İnsan hakları ihlali!
Şimdi artık valiler de “emir kabul eder, gerekeni yaparız” filan diye ortaya çıkıveriyorlar ya Avukat Sedat Vural “gençlerin yaşadıkları evlere devlet müdahalesi”-nin Avrupa İnsan Hakları Sözleşmesi’ne göre “İnsan hakları ihlali” sayıldığını gösteren belgeler göndermiş. Başbakan Yardımcısı Bekir Bozdağ “18 yaşını doldurmuş insanların özel evlerine müdahale edebileceklerini” söylerken Anayasa’nın 58’inci maddesini dayanak gösteriyor. Peki Anayasa’nın 20’nci maddesine bakmış mı? O madde “Herkes özel ve aile hayatına saygı gösterilmesini isteme hakkına sahiptir. Özel hayatın ve aile hayatının gizliliğine dokunulamaz” diyor.
Mesaj gitti bile..
İnsan Hakları Evrensel Beyannamesi’nin 12’nci maddesi ise “Hiç kimse özel hayatı, ailesi, konutu ve yazışmaları hususlarında ‘KEYFİ KARIŞMALARA’ maruz kalamaz” diyor. AİHM kararları arasında “koruma altına alınmış bulunan haklara özel kişilerden gelecek müdahalenin önlenmesi, bu haklara saygıyı sağlayacak tedbirlerin alınması da devletin görev ve sorumluluğudur” kararı da var.
AKP Grup Başkanvekili Nurettin Canikli “Komşulardan şikayet gelirse yok sayılamaz” demiş. Hemen yukardaki evrensel ve Türkiye’nin uyacağına dair imza atılmış olan maddeleri okuması gerekiyor.
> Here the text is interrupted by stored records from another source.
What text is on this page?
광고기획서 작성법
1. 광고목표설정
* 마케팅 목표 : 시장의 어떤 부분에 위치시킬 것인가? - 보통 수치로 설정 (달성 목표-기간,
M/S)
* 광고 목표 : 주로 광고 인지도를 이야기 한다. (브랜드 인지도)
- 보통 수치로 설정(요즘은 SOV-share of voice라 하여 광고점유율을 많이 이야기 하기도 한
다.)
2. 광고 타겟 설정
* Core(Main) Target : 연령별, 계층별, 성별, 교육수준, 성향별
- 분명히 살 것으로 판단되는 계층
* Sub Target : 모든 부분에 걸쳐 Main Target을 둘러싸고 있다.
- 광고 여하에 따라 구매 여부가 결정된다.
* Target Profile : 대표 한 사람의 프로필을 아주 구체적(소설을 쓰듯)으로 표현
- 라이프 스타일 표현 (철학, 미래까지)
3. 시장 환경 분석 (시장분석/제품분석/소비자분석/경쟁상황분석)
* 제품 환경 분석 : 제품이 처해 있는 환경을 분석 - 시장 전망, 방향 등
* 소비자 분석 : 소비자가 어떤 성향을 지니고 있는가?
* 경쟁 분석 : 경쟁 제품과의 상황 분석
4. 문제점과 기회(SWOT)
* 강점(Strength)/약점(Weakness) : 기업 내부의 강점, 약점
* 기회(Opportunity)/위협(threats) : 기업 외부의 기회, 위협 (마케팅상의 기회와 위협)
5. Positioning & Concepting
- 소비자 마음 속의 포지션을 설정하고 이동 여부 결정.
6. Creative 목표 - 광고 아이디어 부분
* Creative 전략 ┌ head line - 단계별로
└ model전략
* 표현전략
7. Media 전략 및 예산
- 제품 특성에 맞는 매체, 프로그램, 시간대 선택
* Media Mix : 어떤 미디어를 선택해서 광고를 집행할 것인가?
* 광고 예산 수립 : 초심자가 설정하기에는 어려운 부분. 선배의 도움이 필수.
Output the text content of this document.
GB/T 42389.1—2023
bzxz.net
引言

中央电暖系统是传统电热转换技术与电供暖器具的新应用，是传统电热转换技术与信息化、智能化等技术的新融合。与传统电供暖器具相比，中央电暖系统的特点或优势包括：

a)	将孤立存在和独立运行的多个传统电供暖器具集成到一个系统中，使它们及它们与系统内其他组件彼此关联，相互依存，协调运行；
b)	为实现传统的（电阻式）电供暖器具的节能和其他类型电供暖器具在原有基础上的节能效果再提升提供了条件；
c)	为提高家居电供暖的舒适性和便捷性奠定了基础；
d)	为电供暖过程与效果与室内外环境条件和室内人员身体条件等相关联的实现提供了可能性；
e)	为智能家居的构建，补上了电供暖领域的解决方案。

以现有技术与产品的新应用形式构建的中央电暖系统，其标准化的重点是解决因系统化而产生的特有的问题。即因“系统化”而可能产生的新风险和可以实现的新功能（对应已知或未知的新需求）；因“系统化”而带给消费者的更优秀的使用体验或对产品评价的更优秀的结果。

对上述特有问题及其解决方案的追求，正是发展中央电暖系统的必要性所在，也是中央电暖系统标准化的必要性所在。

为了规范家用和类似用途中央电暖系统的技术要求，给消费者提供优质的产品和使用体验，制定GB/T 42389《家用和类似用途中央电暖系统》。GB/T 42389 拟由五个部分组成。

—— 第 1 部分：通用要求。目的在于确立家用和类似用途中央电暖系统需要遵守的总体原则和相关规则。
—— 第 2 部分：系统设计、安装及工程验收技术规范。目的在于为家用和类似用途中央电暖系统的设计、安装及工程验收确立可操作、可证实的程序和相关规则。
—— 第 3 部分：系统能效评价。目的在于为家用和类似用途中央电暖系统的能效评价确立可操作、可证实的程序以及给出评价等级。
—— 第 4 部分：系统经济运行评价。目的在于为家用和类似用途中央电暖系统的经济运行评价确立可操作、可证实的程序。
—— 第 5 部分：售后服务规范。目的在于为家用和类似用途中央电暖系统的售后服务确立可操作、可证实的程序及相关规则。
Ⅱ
Ama bundan sonra ne söylense zaten insanların bilinç altına “gençlerin evlerini gözetleyin, olay çıkarın” mesajı gitmiş durumda ve zaten işgüzar yönetici ve daireler başladılar bile.
Çocukları kurtarın!
Ülkenin yüz karası olan ve zirve yapan “kadın cinayetleri, kadın ve çocuk tecavüzleri”ni ağzına bile almayanlar 21’inci yüzyılda yetişkin gençlerle uğraşacaklarına o konuya eğilip çocukları-kadınları kurtarsınlar!
Trajikomedi!
Okuyunca çok güldüm. Mehmet Barlas “kız-erkek beraberliği, ev-yurt konusu” hakkında “Şimdi bu neden gündeme geliyor? Bu kadar zırvaya ben bile bahane bulamam” demiş. Bu da Mehmet Metiner’in “ağzından kaçırdıkları”na, örneğin Ilıcak’a “Başbakan sayesinde aldığın köşeyi elinin tersiyle it” demesine benziyor.
Gazetecinin görevleri arasında iktidarların icraatlarına “bahane bulmak” vardı da biz mi hatırlamıyoruz acaba? Medyanın ne hale geldiğini artık kendi tepkilerine bakarak bile anlayabilirler. Özellikle bu konuda başrol oynayanlar.. Esprili insandır Mehmet Barlas, güldürmeyi bilir. Ama bu kez olay “trajikomedi”!!